Escrito em 2012
Eu estava apressado, tanto quanto as nuvens negras que sopravam gotas irritantes no solo pedregoso do estacionamento da Estácio de Sá. O pátio grande, quadriculadamente desajeitado e relativamente vazio servia como o caminho que melhor pesava segurança e rapidez no caminho do morro até a avenida do bairro. Estou atrasado para um trabalho que gosto de fazer, mas no qual não acredito completamente, embora não duvide que esteja em situação muito melhor que outros da mesma área. Um trabalho que, não por sua natureza, encontra-se pautado em rígidas e inescapáveis quase tradições do capitalismo contemporâneo. Ainda assim, visto uma camiseta velha e provavelmente desalinhada de tão usada; presente oblíquo e alienado, parcamente informado mas muito certeiro, de uma velha amiga.
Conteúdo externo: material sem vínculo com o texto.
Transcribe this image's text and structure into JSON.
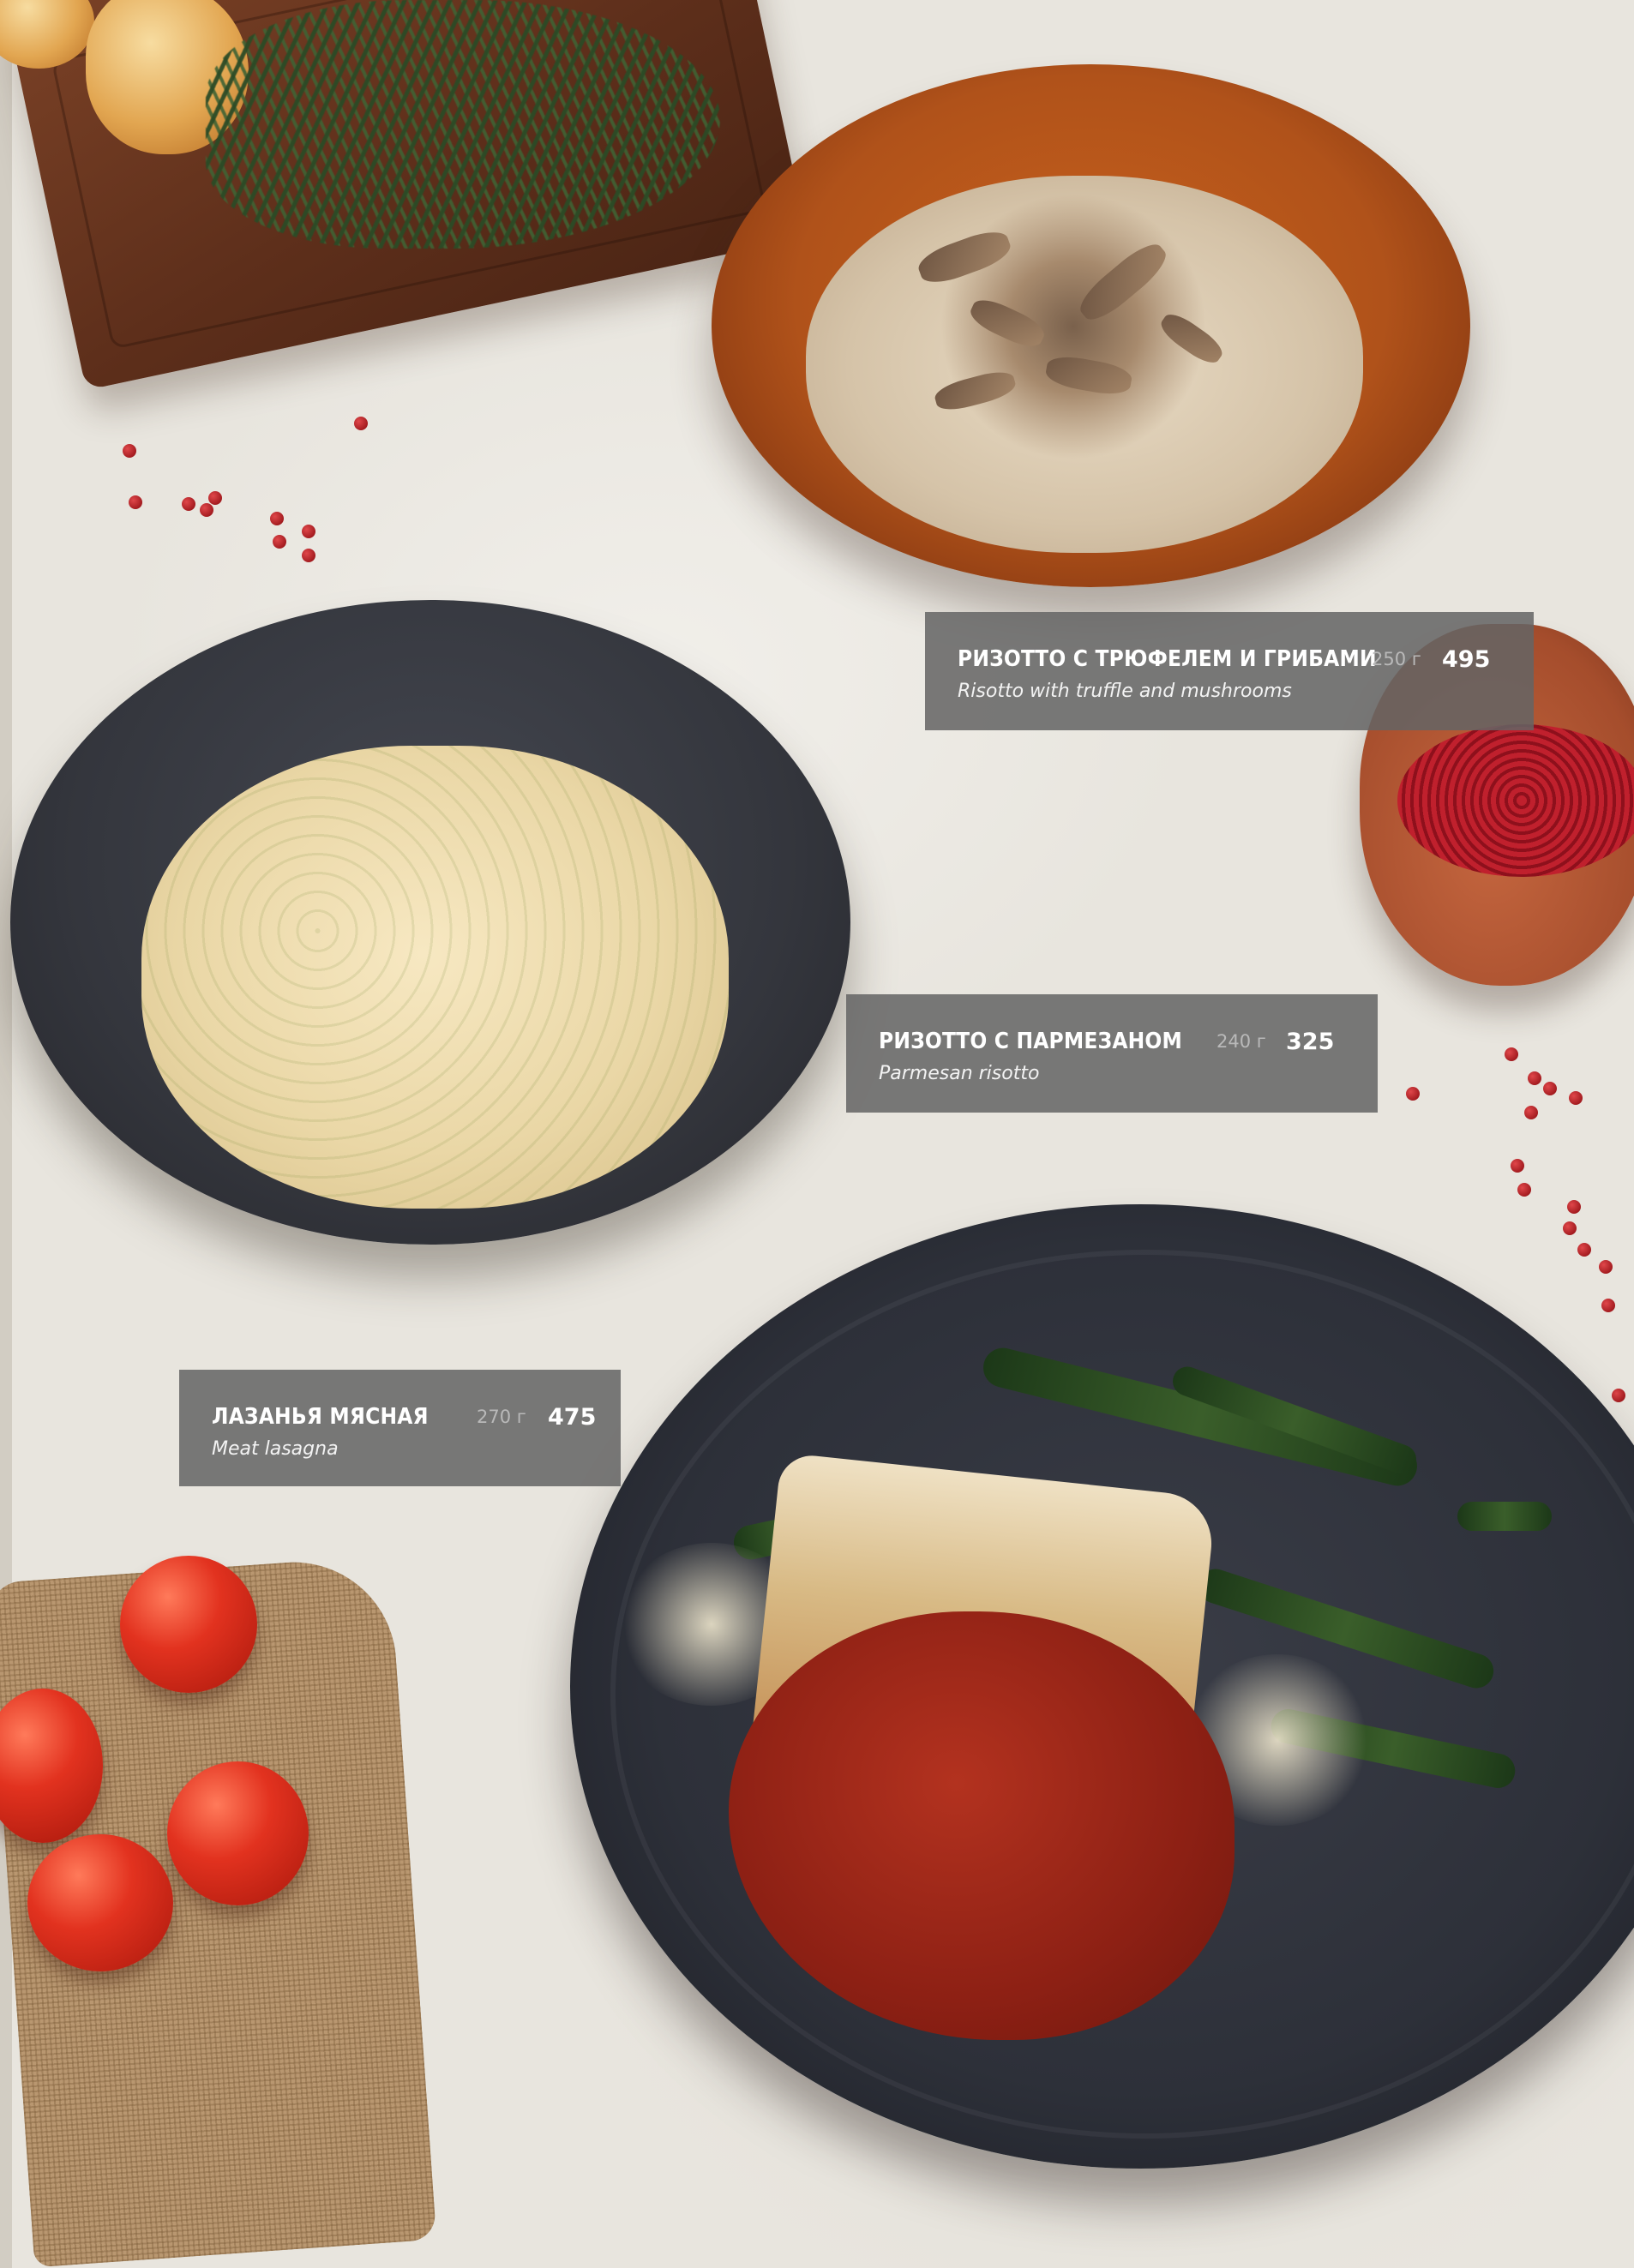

Uma camiseta preta com um grande “A” vermelho-quase-bordô e vergonhosamente rebelde de anarquia e anarquismo. Por força do sol, um casaco deslocado pendia do meu braço resmungão. Descia as escadas para entrar no estacionamento com passadas de dinossauro quando vi o cara.
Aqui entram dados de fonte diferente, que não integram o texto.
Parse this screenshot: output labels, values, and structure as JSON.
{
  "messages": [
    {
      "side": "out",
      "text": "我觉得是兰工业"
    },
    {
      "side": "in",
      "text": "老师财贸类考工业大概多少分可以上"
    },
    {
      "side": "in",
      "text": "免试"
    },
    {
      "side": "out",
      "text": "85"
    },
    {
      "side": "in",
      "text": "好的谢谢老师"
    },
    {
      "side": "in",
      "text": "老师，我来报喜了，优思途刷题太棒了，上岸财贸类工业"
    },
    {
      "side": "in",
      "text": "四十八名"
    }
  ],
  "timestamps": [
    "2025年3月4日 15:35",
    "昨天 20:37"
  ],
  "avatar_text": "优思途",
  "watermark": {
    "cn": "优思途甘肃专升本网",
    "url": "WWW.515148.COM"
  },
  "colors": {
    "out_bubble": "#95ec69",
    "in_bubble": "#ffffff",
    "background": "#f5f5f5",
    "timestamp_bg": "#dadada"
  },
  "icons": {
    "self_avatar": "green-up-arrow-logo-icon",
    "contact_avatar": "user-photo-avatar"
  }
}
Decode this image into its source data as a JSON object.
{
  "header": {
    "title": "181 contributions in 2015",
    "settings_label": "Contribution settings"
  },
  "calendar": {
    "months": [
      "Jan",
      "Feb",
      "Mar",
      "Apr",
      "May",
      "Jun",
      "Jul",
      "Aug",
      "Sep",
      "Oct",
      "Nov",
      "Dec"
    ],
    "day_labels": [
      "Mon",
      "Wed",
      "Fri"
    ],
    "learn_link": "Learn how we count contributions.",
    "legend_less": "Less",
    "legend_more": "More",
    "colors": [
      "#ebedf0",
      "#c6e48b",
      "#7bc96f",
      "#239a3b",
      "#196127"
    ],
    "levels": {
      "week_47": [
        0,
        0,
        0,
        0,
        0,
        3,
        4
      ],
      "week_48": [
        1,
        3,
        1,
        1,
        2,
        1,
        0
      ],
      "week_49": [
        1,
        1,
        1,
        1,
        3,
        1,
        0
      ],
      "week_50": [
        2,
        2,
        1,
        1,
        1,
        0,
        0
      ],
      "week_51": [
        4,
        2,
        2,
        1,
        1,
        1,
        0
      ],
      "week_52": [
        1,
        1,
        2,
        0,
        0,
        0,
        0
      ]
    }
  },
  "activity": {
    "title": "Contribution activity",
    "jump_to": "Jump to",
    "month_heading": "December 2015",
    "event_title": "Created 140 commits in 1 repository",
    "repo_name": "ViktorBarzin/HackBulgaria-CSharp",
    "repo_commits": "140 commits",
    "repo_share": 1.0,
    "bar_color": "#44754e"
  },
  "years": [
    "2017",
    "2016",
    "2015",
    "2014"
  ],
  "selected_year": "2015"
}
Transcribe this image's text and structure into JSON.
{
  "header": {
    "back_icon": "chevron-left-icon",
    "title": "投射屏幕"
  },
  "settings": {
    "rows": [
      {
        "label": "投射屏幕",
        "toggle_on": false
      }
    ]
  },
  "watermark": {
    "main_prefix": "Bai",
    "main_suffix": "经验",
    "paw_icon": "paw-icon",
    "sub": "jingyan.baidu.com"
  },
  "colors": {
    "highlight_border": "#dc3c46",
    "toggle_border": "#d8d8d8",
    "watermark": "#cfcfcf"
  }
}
O cara vinha na direção contrária. Senti imediatamente pena, como sentia de todos, porque eles teriam que subir um morro íngreme. Mas fui notando outras características. Um andar contido, que eu poderia adjetivar de militar se conhecesse direito algum militar, e um olhar indistinguível para a minha miopia exigente. Continuei andando, eu, e continuou andando, ele, e vi que ele também vestia uma camiseta preta. Uma camiseta que, com um pouco mais de classe, estilo e talvez vitalidade, estampava um outro A de anarquia e anarquismo. Um A de anarquização. Um A que pedia para ser visto, vistoso, e lambia as lens flares de um sol mexicano num cenário cheio de grama velha.
Meus passos tornam-se mais lentos já que a descida acabou, e os dele mais determinados. Parei de olhar para a camiseta e olhei para ele. Ele sabia que eu olhava para ele, e ele nem tentou disfarçar. Olhou para mim.
Tanta coisa podia ser dita. Quem seria aquele cara? Um militante? Um acomodado? Um adormecido, um incomodado? Um guerreiro, um filósofo, biólogo ou jornalista? Teria ele a alma jovem que o elixir rubro-negro (que nada tem a ver com o Flamengo) fazia se manter de pé perante injustiças, hierarquias e caralhos? Teria ele a mesma vontade de fugir às vezes, a mesma necessidade de realismo, a mesma vontade de tirar com os dedos uma costela de quem usa o termo de forma inapropriada, de quem confunde baderna com anarquia, de quem não acredita mais e quem não respeita quem sempre de fato acreditou no verdadeiro potencial humano de viver de boa numa lagoa?
Quem era aquele cara?
Nós nos olhamos e, com um sorriso discreto, um silencioso, nobilíssimo e pós-aristocrático aceno com a cabeça e, por fim, um conhecimento restaurado de que ainda há outros de nós por aí, seguimos nosso caminho pelas ruas de Barreiros.